Diskusi tentang urbanisasi dan pariwisata bisa dikaitkan dengan dampaknya terhadap keseimbangan tata ruang tradisional.
Pendidikan Agama dan Budi Pekerti:
Membahas parhyangan melalui kegiatan spiritual di sekolah, entah berupa doa, persembahyangan bersama, atau penghormatan terhadap perbedaan keyakinan.
Guru dapat menekankan bahwa menghormati keberagaman agama di sekolah adalah bagian dari implementasi THK.
Projek Penguatan Profil Pelajar Pancasila (P5):
Sekolah bisa membuat projek lingkungan berbasis THK, seperti "Sekolah Hijau Berbasis Tri Hita Karana" di mana siswa menanam pohon, mengurangi plastik, dan mengelola sampah.
Dengan pendekatan ini, THK tidak sekadar dipelajari sebagai konsep budaya, melainkan menjadi lensa untuk memahami berbagai mata pelajaran.

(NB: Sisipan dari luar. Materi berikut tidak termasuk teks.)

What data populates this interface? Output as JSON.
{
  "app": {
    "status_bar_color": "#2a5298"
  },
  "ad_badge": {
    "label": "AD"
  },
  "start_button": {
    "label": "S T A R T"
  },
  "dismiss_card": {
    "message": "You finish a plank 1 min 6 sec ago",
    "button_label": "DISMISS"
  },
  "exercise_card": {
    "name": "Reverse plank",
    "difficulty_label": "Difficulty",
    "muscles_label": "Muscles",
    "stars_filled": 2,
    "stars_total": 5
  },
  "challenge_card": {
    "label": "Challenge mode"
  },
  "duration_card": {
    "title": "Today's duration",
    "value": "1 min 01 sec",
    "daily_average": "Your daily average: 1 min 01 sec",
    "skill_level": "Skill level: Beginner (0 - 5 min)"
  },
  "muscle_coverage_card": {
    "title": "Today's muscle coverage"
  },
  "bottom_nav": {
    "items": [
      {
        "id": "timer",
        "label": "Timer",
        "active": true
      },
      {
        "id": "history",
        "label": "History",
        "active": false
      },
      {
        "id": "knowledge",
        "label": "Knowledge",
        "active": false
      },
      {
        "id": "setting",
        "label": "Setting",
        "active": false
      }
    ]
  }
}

3. Contoh Penerapan Nyata di Kelas
Mari kita bayangkan sebuah kelas IPA di SMP di Bali. Guru sedang membahas topik "Daur Air." Daripada hanya menjelaskan siklus evaporasi, kondensasi, dan presipitasi, guru bisa menambahkan refleksi: bagaimana kualitas air di sungai desa dipengaruhi oleh perilaku manusia? Apa dampaknya jika sampah plastik menumpuk di sungai? Dari sini, guru lalu mengaitkan dengan nilai palemahan---bahwa menjaga alam adalah bagian dari menjaga keseimbangan hidup.
Di kesempatan lain, saat ada kegiatan pesraman kilat (pendidikan berbasis pura), siswa diajak memahami peran pura dalam kehidupan masyarakat. Guru IPS bisa menjelaskan bahwa pura bukan hanya tempat ibadah, tetapi juga pusat aktivitas sosial dan budaya. Nilai parhyangan sekaligus pawongan ditanamkan secara konkret.
Selain itu, kerja kelompok di kelas bisa dirancang agar menekankan nilai pawongan: menghargai pendapat teman, saling membantu, dan menyelesaikan konflik secara damai. Guru tidak hanya menilai hasil kerja, tetapi juga bagaimana proses kerja sama mencerminkan harmoni.